With molecular gastronomy taking the world by storm it was only a matter of time before it crossed the pacific. Located in the sky lobby of the Mandarin Oriental Tokyo, the Tapas Molecular Bar is Japan’s introduction to this innovative and creative cuisine. The interactivity that makes molecular gastronomy so much fun is heightened by the restaurant’s sushi counter seating which holds at most seven guests at a time. The entire evening is filled with conversation between not only dining companions, but with the chefs as well. It is interactive in every respect.
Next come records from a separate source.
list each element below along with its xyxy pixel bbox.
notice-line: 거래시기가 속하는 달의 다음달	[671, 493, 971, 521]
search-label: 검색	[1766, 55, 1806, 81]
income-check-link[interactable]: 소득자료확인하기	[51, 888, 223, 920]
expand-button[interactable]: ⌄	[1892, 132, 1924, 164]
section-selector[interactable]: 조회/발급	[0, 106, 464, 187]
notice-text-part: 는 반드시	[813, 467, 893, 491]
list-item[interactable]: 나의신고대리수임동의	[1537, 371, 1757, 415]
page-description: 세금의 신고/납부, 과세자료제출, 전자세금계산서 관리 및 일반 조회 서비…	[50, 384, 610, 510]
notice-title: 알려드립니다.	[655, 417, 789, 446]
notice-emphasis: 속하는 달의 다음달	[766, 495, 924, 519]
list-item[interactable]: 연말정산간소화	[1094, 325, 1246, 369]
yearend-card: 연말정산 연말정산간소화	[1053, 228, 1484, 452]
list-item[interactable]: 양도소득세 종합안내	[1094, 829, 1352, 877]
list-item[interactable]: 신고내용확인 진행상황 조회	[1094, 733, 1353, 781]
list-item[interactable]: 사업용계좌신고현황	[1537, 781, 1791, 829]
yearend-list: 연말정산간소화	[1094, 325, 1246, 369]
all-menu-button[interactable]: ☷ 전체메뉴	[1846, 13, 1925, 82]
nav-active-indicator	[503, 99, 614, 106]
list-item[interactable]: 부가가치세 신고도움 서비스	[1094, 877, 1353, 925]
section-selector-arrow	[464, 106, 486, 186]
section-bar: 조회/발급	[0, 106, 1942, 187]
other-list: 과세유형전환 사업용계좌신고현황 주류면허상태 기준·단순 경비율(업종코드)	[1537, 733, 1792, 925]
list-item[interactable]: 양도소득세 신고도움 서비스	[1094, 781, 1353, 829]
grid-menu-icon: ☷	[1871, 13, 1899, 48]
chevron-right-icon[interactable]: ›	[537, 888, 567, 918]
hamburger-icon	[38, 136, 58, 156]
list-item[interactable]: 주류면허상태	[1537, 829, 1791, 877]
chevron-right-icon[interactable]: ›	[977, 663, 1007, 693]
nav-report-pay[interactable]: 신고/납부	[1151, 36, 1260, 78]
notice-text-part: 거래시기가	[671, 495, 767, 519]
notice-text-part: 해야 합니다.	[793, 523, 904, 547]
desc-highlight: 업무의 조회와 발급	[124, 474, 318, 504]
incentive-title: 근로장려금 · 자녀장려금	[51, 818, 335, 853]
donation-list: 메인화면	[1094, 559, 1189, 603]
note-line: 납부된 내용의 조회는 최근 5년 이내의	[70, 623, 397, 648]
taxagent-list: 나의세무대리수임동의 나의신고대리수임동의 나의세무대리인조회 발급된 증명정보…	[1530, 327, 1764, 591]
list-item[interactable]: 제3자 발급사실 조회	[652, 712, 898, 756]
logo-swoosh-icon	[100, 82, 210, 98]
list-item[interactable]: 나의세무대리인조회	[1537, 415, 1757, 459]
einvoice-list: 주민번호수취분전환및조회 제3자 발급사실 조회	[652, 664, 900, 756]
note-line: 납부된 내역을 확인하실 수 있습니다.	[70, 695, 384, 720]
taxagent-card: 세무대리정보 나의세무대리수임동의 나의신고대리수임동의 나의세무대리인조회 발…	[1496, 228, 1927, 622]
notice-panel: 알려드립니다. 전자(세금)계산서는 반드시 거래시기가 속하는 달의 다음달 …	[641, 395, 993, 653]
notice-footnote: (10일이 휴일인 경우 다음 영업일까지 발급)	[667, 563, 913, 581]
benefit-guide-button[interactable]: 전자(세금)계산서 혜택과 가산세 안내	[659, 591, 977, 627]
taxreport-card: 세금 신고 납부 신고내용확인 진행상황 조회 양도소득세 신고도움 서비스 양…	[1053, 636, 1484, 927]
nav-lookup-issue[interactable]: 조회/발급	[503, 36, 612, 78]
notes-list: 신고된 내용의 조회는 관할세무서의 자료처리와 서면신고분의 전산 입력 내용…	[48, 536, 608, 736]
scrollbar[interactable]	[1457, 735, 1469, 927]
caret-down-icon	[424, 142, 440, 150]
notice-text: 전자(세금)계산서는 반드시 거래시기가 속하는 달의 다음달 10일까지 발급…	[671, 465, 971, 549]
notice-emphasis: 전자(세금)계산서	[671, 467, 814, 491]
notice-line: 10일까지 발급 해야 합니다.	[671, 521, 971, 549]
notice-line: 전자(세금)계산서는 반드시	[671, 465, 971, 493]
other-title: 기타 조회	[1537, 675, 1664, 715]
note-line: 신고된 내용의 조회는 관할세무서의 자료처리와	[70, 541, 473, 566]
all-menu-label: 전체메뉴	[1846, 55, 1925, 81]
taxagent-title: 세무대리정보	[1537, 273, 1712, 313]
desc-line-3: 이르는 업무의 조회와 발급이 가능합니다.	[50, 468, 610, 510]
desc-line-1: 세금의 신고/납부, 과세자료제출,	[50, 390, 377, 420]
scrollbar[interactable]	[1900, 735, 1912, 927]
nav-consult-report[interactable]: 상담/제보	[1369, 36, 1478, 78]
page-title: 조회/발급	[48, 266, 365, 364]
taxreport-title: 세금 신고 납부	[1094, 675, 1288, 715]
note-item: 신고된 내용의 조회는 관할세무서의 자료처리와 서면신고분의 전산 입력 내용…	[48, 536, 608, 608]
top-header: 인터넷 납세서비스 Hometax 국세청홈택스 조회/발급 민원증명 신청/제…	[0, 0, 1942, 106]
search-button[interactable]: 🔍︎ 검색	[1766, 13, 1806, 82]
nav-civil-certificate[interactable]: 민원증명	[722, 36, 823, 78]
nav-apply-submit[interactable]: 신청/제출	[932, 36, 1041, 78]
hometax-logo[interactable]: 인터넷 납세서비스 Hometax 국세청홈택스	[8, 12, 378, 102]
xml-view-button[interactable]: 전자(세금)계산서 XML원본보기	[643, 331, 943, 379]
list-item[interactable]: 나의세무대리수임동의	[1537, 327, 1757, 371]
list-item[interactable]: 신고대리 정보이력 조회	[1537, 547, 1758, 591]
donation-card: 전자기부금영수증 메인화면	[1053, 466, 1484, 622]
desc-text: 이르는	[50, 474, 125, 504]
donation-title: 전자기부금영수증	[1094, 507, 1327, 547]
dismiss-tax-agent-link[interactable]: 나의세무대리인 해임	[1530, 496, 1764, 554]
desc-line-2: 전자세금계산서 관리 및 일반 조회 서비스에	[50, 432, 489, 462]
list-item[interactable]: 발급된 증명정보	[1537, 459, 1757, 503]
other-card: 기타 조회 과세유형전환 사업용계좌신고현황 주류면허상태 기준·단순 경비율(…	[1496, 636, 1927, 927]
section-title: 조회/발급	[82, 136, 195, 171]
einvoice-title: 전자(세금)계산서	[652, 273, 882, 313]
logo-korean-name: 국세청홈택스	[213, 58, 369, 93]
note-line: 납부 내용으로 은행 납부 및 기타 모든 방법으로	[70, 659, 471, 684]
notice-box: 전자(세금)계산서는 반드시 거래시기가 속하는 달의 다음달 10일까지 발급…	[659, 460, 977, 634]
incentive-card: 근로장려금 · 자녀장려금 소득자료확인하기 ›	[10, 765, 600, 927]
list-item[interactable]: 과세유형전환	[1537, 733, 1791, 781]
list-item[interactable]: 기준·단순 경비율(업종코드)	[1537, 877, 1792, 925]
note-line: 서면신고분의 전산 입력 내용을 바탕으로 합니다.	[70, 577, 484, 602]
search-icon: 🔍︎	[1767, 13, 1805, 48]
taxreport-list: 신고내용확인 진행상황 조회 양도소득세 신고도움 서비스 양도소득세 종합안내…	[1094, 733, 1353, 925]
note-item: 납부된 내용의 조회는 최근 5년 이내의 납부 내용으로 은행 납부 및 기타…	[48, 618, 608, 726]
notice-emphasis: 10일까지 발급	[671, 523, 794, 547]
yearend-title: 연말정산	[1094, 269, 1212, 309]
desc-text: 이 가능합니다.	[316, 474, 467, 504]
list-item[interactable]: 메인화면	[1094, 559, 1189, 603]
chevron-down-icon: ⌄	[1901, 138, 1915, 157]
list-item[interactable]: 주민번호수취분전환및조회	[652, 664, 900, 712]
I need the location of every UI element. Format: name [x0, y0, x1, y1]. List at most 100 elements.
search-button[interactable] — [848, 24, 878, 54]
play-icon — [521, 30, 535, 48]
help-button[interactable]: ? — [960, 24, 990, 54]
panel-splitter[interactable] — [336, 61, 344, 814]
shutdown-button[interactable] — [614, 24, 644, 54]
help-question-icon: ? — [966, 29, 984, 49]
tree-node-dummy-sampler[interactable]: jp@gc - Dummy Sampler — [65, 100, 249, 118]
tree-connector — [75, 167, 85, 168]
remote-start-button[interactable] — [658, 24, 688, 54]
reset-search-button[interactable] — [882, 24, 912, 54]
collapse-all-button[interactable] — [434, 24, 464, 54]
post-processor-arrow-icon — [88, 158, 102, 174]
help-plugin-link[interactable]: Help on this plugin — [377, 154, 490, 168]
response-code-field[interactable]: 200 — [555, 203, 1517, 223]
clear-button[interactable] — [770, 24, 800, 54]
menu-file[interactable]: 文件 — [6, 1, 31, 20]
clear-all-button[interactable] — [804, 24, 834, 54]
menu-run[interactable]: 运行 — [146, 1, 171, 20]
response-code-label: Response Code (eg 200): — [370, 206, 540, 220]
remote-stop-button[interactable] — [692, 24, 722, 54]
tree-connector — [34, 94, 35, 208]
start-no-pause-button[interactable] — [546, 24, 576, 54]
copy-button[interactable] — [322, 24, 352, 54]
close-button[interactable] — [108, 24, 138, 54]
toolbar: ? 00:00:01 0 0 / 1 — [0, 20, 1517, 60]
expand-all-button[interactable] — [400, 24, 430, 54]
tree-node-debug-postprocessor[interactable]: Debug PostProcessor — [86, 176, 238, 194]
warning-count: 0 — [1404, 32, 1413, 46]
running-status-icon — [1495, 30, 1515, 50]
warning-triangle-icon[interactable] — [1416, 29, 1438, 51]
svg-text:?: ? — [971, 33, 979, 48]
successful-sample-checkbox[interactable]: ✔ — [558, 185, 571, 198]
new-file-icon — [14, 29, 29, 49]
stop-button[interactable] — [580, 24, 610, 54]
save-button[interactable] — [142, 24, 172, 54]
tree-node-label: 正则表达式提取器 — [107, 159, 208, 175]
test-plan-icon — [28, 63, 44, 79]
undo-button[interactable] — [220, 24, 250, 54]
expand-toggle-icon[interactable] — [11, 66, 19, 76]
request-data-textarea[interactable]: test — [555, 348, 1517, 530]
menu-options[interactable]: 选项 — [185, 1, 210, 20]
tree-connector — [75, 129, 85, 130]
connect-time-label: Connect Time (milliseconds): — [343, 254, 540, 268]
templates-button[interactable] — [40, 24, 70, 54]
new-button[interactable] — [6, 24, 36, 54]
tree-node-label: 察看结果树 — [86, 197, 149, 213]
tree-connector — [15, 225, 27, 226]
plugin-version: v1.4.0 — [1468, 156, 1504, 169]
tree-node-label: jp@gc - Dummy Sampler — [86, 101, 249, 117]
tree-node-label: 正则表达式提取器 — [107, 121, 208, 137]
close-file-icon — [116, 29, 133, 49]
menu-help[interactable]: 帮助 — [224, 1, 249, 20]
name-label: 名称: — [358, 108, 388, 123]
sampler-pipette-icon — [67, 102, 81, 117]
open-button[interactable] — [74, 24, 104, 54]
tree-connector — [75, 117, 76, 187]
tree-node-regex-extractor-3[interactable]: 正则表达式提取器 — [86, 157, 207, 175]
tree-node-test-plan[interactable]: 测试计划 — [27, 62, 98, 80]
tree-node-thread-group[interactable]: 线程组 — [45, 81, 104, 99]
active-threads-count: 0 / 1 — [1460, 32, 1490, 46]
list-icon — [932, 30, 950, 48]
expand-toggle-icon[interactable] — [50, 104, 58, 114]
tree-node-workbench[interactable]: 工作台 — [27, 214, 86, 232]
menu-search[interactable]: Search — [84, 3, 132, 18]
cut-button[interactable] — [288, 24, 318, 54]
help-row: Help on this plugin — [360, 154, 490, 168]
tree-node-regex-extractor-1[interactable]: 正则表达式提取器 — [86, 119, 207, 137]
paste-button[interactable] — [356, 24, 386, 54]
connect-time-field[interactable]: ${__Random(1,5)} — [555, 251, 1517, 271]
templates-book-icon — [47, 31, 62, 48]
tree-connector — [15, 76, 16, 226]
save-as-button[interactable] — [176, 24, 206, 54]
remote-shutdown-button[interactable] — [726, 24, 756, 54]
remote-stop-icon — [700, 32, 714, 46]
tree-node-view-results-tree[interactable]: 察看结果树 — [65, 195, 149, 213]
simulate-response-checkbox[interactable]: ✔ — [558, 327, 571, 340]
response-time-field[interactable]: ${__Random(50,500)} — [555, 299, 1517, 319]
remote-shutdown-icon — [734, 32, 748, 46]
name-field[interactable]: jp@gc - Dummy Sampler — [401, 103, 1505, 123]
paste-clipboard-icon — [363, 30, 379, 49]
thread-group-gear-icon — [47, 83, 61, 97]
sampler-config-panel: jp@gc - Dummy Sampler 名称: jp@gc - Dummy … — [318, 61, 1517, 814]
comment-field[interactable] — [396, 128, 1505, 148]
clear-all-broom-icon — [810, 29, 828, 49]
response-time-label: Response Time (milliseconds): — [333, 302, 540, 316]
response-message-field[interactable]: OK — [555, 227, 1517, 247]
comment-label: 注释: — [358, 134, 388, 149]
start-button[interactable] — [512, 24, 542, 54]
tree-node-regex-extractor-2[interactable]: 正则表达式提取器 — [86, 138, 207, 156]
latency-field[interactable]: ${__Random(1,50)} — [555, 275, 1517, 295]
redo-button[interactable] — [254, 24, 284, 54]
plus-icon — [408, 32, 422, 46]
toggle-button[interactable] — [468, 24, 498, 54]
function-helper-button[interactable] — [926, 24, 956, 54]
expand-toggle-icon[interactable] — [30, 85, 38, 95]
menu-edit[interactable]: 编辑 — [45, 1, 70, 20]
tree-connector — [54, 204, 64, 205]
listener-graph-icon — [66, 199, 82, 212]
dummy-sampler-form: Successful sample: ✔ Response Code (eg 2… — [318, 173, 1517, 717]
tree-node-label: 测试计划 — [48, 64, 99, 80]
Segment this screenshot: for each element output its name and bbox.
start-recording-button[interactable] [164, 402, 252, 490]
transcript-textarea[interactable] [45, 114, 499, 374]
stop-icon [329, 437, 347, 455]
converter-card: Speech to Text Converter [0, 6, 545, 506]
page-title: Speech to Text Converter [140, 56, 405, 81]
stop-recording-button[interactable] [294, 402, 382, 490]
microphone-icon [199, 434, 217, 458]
Japan is known for its mix of tradition and technology. I can't tell you how many pictures I've seen of a bullet train passing Mount Fuji with cherry blossoms blooming in the background. This mix of new and old is, what I believe, made the molecular bar so appealing.

Paul Bocuse

There are few chefs in France so universally known as Paul Bocuse. It could be because Chef Bocuse, a descendant from a family of chefs dating back to the late 1600s, is 83 years old and still works, though less frequently, in the kitchen. Or the fact that his namesake restaurant in Lyon has had three Michelin stars for over 43 years, making it the restaurant to have the longest period of consecutive years with such an honor. Even the state of California has proclaimed March 10 "Paul Bocuse Day." It's no question that Bocuse has an extensive and titled culinary history. What is interesting, however, is that after all these years most of his menu hasn't changed at all. But fortunately Bocuse continues to reproduce these classics with the same quality and passion that made them popular so many years ago. Before my visit to chez Bocuse, I had associated "classical French" with the ubiquitous inclusion of French mother sauces containing butter, crème, and wine reductions tasting so starchy and old-fashioned that they could not be exciting. At least that's what my experience had been. Even in my limited experience at culinary school, we were taught to use these sauces as a springboard for other more elaborate, more international creations to spark originality. But here with Paul Bocuse, the concepts of Spanish molecular gastronomy, California cuisine, and Japanese fusion are foreign. He sticks to the basics; no games. Bocuse only uses classic sauces because he believes it's the best way to highlight the flavors of meat, fish, and vegetables. He does it because it tastes the best. Period.